Consider whether phishing protection is possible #90
Description
Problem description
SMS OTP is vulnerable to phishing: where an attacker tricks a user into trying to log in via a fake attacker-controlled website including entering the real SMS OTP code into the attacker-controlled site. The fundamental problem in this attack is that when an SMS OTP is delivered to the user, there is no indication of who that OTP is expected to be provided too and so neither automated systems nor humans can reliably tell whether they are providing their OTP to a legitimate service vs. a hacker-controlled fake.
Possible evolution
Consider encouraging a message format which includes within it a computer-readable identifier for the service which the user is authenticating to, such that any automated systems can detect and silently reject phishing attacks.
For example, the Web OTP specification relies on origin-bound one-time codes to mitigate phishing attacks via SMS OTP.
Alternative solution
Don't rely on SMS for authentication at all.
Additional context
I have not looked much into the details of the CAMARA project so please excuse my ignorance and lack of broader context.
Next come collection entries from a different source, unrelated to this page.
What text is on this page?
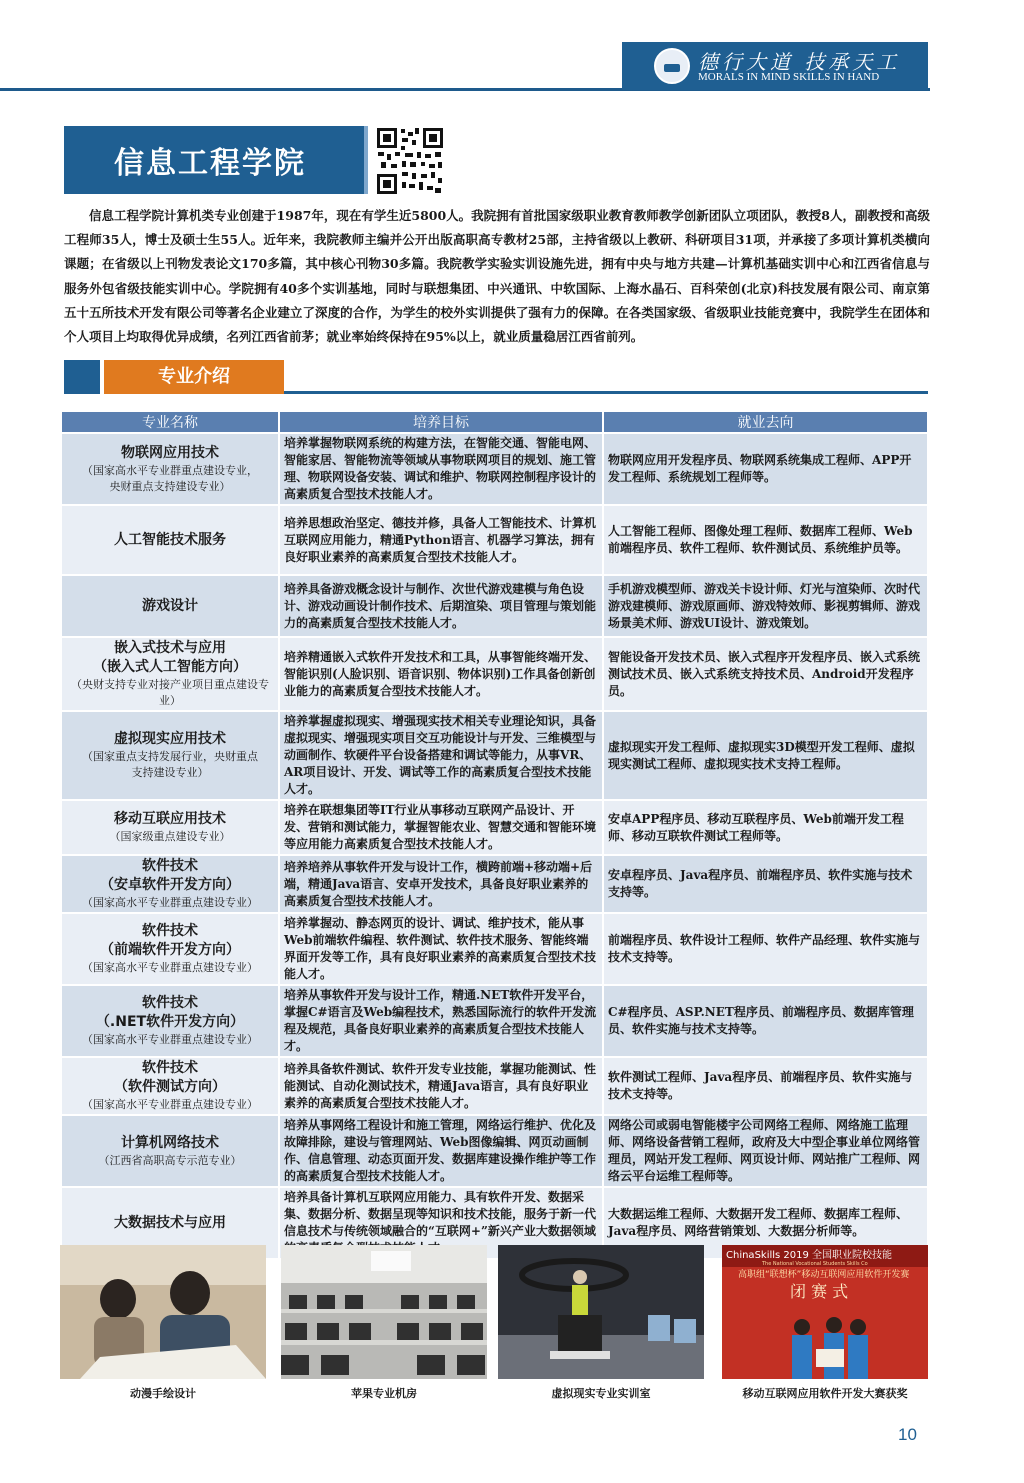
德行大道 技承天工
MORALS IN MIND SKILLS IN HAND
信息工程学院
信息工程学院计算机类专业创建于1987年，现在有学生近5800人。我院拥有首批国家级职业教育教师教学创新团队立项团队，教授8人，副教授和高级工程师35人，博士及硕士生55人。近年来，我院教师主编并公开出版高职高专教材25部，主持省级以上教研、科研项目31项，并承接了多项计算机类横向课题；在省级以上刊物发表论文170多篇，其中核心刊物30多篇。我院教学实验实训设施先进，拥有中央与地方共建—计算机基础实训中心和江西省信息与服务外包省级技能实训中心。学院拥有40多个实训基地，同时与联想集团、中兴通讯、中软国际、上海水晶石、百科荣创(北京)科技发展有限公司、南京第五十五所技术开发有限公司等著名企业建立了深度的合作，为学生的校外实训提供了强有力的保障。在各类国家级、省级职业技能竞赛中，我院学生在团体和个人项目上均取得优异成绩，名列江西省前茅；就业率始终保持在95%以上，就业质量稳居江西省前列。
专业介绍
专业名称	培养目标	就业去向

物联网应用技术
（国家高水平专业群重点建设专业，
央财重点支持建设专业）	培养掌握物联网系统的构建方法，在智能交通、智能电网、智能家居、智能物流等领域从事物联网项目的规划、施工管理、物联网设备安装、调试和维护、物联网控制程序设计的高素质复合型技术技能人才。	物联网应用开发程序员、物联网系统集成工程师、APP开发工程师、系统规划工程师等。

人工智能技术服务	培养思想政治坚定、德技并修，具备人工智能技术、计算机互联网应用能力，精通Python语言、机器学习算法，拥有良好职业素养的高素质复合型技术技能人才。	人工智能工程师、图像处理工程师、数据库工程师、Web前端程序员、软件工程师、软件测试员、系统维护员等。

游戏设计	培养具备游戏概念设计与制作、次世代游戏建模与角色设计、游戏动画设计制作技术、后期渲染、项目管理与策划能力的高素质复合型技术技能人才。	手机游戏模型师、游戏关卡设计师、灯光与渲染师、次时代游戏建模师、游戏原画师、游戏特效师、影视剪辑师、游戏场景美术师、游戏UI设计、游戏策划。

嵌入式技术与应用
（嵌入式人工智能方向）
（央财支持专业对接产业项目重点建设专业）	培养精通嵌入式软件开发技术和工具，从事智能终端开发、智能识别(人脸识别、语音识别、物体识别)工作具备创新创业能力的高素质复合型技术技能人才。	智能设备开发技术员、嵌入式程序开发程序员、嵌入式系统测试技术员、嵌入式系统支持技术员、Android开发程序员。

虚拟现实应用技术
（国家重点支持发展行业，央财重点
支持建设专业）	培养掌握虚拟现实、增强现实技术相关专业理论知识，具备虚拟现实、增强现实项目交互功能设计与开发、三维模型与动画制作、软硬件平台设备搭建和调试等能力，从事VR、AR项目设计、开发、调试等工作的高素质复合型技术技能人才。	虚拟现实开发工程师、虚拟现实3D模型开发工程师、虚拟现实测试工程师、虚拟现实技术支持工程师。

移动互联应用技术
（国家级重点建设专业）	培养在联想集团等IT行业从事移动互联网产品设计、开发、营销和测试能力，掌握智能农业、智慧交通和智能环境等应用能力高素质复合型技术技能人才。	安卓APP程序员、移动互联程序员、Web前端开发工程师、移动互联软件测试工程师等。

软件技术
（安卓软件开发方向）
（国家高水平专业群重点建设专业）	培养培养从事软件开发与设计工作，横跨前端+移动端+后端，精通Java语言、安卓开发技术，具备良好职业素养的高素质复合型技术技能人才。	安卓程序员、Java程序员、前端程序员、软件实施与技术支持等。

软件技术
（前端软件开发方向）
（国家高水平专业群重点建设专业）	培养掌握动、静态网页的设计、调试、维护技术，能从事Web前端软件编程、软件测试、软件技术服务、智能终端界面开发等工作，具有良好职业素养的高素质复合型技术技能人才。	前端程序员、软件设计工程师、软件产品经理、软件实施与技术支持等。

软件技术
（.NET软件开发方向）
（国家高水平专业群重点建设专业）	培养从事软件开发与设计工作，精通.NET软件开发平台，掌握C#语言及Web编程技术，熟悉国际流行的软件开发流程及规范，具备良好职业素养的高素质复合型技术技能人才。	C#程序员、ASP.NET程序员、前端程序员、数据库管理员、软件实施与技术支持等。

软件技术
（软件测试方向）
（国家高水平专业群重点建设专业）	培养具备软件测试、软件开发专业技能，掌握功能测试、性能测试、自动化测试技术，精通Java语言，具有良好职业素养的高素质复合型技术技能人才。	软件测试工程师、Java程序员、前端程序员、软件实施与技术支持等。

计算机网络技术
（江西省高职高专示范专业）	培养从事网络工程设计和施工管理，网络运行维护、优化及故障排除，建设与管理网站、Web图像编辑、网页动画制作、信息管理、动态页面开发、数据库建设操作维护等工作的高素质复合型技术技能人才。	网络公司或弱电智能楼宇公司网络工程师、网络施工监理师、网络设备营销工程师，政府及大中型企事业单位网络管理员，网站开发工程师、网页设计师、网站推广工程师、网络云平台运维工程师等。

大数据技术与应用	培养具备计算机互联网应用能力、具有软件开发、数据采集、数据分析、数据呈现等知识和技术技能，服务于新一代信息技术与传统领域融合的“互联网+”新兴产业大数据领域	大数据运维工程师、大数据开发工程师、数据库工程师、Java程序员、网络营销策划、大数据分析师等。
ChinaSkills 2019 全国职业院校技能
The National Vocational Students Skills Co
高职组“联想杯”移动互联网应用软件开发赛
闭 赛 式
动漫手绘设计	苹果专业机房	虚拟现实专业实训室	移动互联网应用软件开发大赛获奖
10
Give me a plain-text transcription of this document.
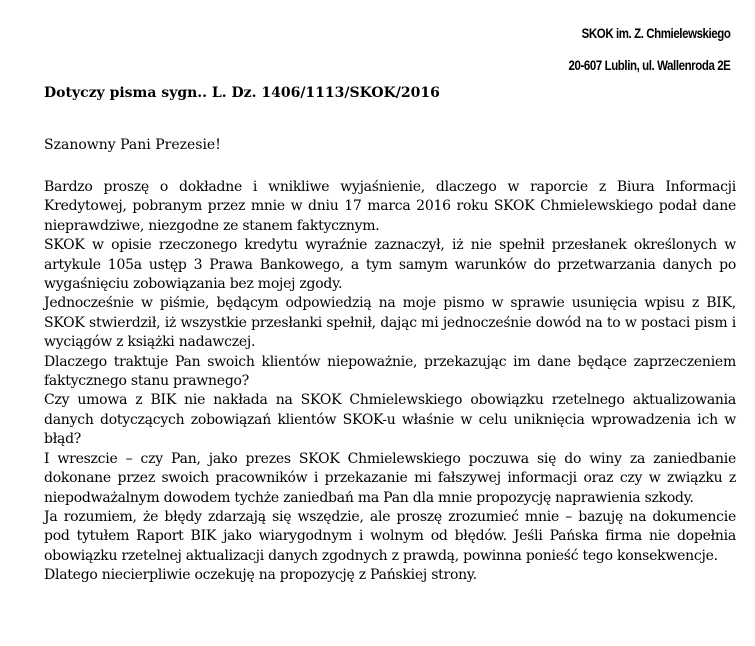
SKOK im. Z. Chmielewskiego
20-607 Lublin, ul. Wallenroda 2E
Dotyczy pisma sygn.. L. Dz. 1406/1113/SKOK/2016
Szanowny Pani Prezesie!

Bardzo proszę o dokładne i wnikliwe wyjaśnienie, dlaczego w raporcie z Biura Informacji Kredytowej, pobranym przez mnie w dniu 17 marca 2016 roku SKOK Chmielewskiego podał dane nieprawdziwe, niezgodne ze stanem faktycznym.

SKOK w opisie rzeczonego kredytu wyraźnie zaznaczył, iż nie spełnił przesłanek określonych w artykule 105a ustęp 3 Prawa Bankowego, a tym samym warunków do przetwarzania danych po wygaśnięciu zobowiązania bez mojej zgody.

Jednocześnie w piśmie, będącym odpowiedzią na moje pismo w sprawie usunięcia wpisu z BIK, SKOK stwierdził, iż wszystkie przesłanki spełnił, dając mi jednocześnie dowód na to w postaci pism i wyciągów z książki nadawczej.

Dlaczego traktuje Pan swoich klientów niepoważnie, przekazując im dane będące zaprzeczeniem faktycznego stanu prawnego?

Czy umowa z BIK nie nakłada na SKOK Chmielewskiego obowiązku rzetelnego aktualizowania danych dotyczących zobowiązań klientów SKOK-u właśnie w celu uniknięcia wprowadzenia ich w błąd?

I wreszcie – czy Pan, jako prezes SKOK Chmielewskiego poczuwa się do winy za zaniedbanie dokonane przez swoich pracowników i przekazanie mi fałszywej informacji oraz czy w związku z niepodważalnym dowodem tychże zaniedbań ma Pan dla mnie propozycję naprawienia szkody.

Ja rozumiem, że błędy zdarzają się wszędzie, ale proszę zrozumieć mnie – bazuję na dokumencie pod tytułem Raport BIK jako wiarygodnym i wolnym od błędów. Jeśli Pańska firma nie dopełnia obowiązku rzetelnej aktualizacji danych zgodnych z prawdą, powinna ponieść tego konsekwencje.

Dlatego niecierpliwie oczekuję na propozycję z Pańskiej strony.
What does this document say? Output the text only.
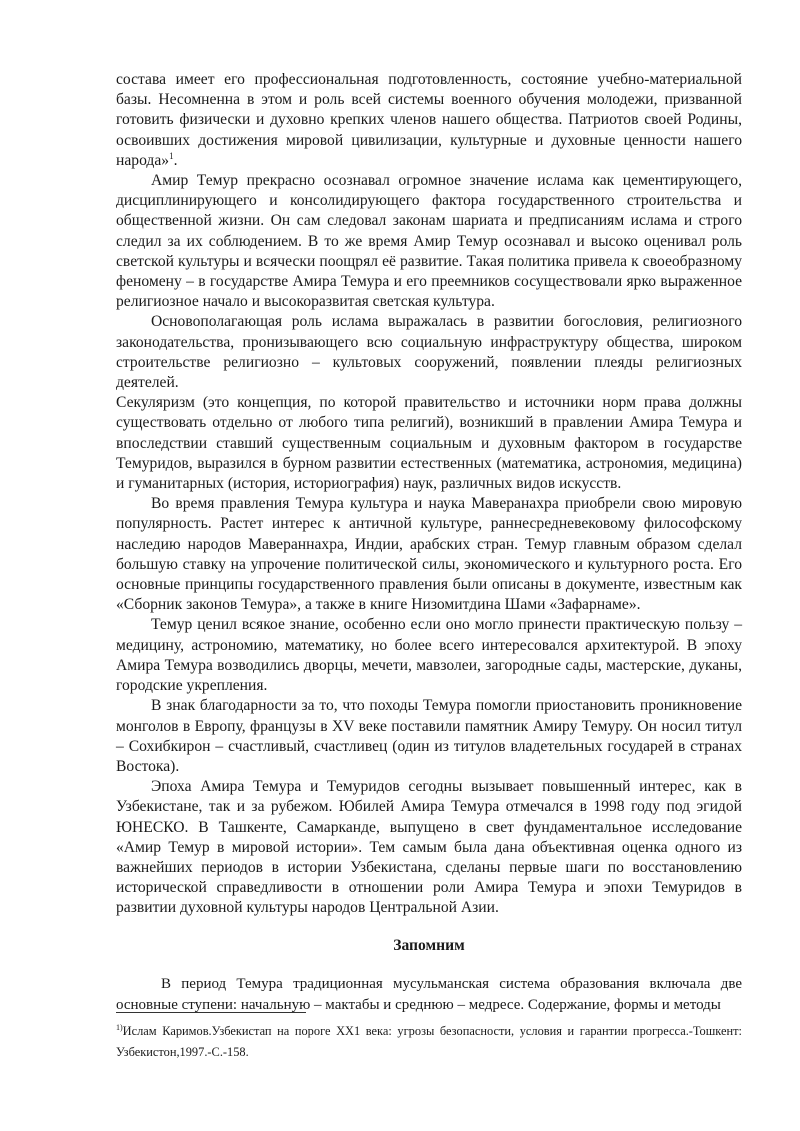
состава имеет его профессиональная подготовленность, состояние учебно-материальной базы. Несомненна в этом и роль всей системы военного обучения молодежи, призванной готовить физически и духовно крепких членов нашего общества. Патриотов своей Родины, освоивших достижения мировой цивилизации, культурные и духовные ценности нашего народа»$^1$.

Амир Темур прекрасно осознавал огромное значение ислама как цементирующего, дисциплинирующего и консолидирующего фактора государственного строительства и общественной жизни. Он сам следовал законам шариата и предписаниям ислама и строго следил за их соблюдением. В то же время Амир Темур осознавал и высоко оценивал роль светской культуры и всячески поощрял её развитие. Такая политика привела к своеобразному феномену – в государстве Амира Темура и его преемников сосуществовали ярко выраженное религиозное начало и высокоразвитая светская культура.

Основополагающая роль ислама выражалась в развитии богословия, религиозного законодательства, пронизывающего всю социальную инфраструктуру общества, широком строительстве религиозно – культовых сооружений, появлении плеяды религиозных деятелей.

Секуляризм (это концепция, по которой правительство и источники норм права должны существовать отдельно от любого типа религий), возникший в правлении Амира Темура и впоследствии ставший существенным социальным и духовным фактором в государстве Темуридов, выразился в бурном развитии естественных (математика, астрономия, медицина) и гуманитарных (история, историография) наук, различных видов искусств.

Во время правления Темура культура и наука Маверанахра приобрели свою мировую популярность. Растет интерес к античной культуре, раннесредневековому философскому наследию народов Мавераннахра, Индии, арабских стран. Темур главным образом сделал большую ставку на упрочение политической силы, экономического и культурного роста. Его основные принципы государственного правления были описаны в документе, известным как «Сборник законов Темура», а также в книге Низомитдина Шами «Зафарнаме».

Темур ценил всякое знание, особенно если оно могло принести практическую пользу – медицину, астрономию, математику, но более всего интересовался архитектурой. В эпоху Амира Темура возводились дворцы, мечети, мавзолеи, загородные сады, мастерские, дуканы, городские укрепления.

В знак благодарности за то, что походы Темура помогли приостановить проникновение монголов в Европу, французы в XV веке поставили памятник Амиру Темуру. Он носил титул – Сохибкирон – счастливый, счастливец (один из титулов владетельных государей в странах Востока).

Эпоха Амира Темура и Темуридов сегодны вызывает повышенный интерес, как в Узбекистане, так и за рубежом. Юбилей Амира Темура отмечался в 1998 году под эгидой ЮНЕСКО. В Ташкенте, Самарканде, выпущено в свет фундаментальное исследование «Амир Темур в мировой истории». Тем самым была дана объективная оценка одного из важнейших периодов в истории Узбекистана, сделаны первые шаги по восстановлению исторической справедливости в отношении роли Амира Темура и эпохи Темуридов в развитии духовной культуры народов Центральной Азии.

Запомним

В период Темура традиционная мусульманская система образования включала две основные ступени: начальную – мактабы и среднюю – медресе. Содержание, формы и методы

$^{1)}$Ислам Каримов.Узбекистап на пороге XX1 века: угрозы безопасности, условия и гарантии прогресса.-Тошкент: Узбекистон,1997.-С.-158.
But as someone who has worked on authentication on the web as part of the Google Chrome team, I was personally interested in what overlap this proposal may have with the web and browsers. I wanted to just share the context that historically Chrome has previously declined to implement automated support for any SMS-based-authentication systems which are so easily vulnerable to phishing, arguably because they do more to harm security and risk presenting users a false-sense of security given how successful we see phishing attacks are in practice. Web OTP was adopted by Chrome only when phishing-protection was added.
Requiring a specific message format is, of course, a barrier to adoption for systems which do not currently require it, and so Web OTP has seem limited adoption as a result. So I'm certainly not claiming there are any easy answers here. I just wanted to provide context for why, historically, Chrome has been opposed to enabling any SMS OTP-based automation which our security experts felt was inherently insecure.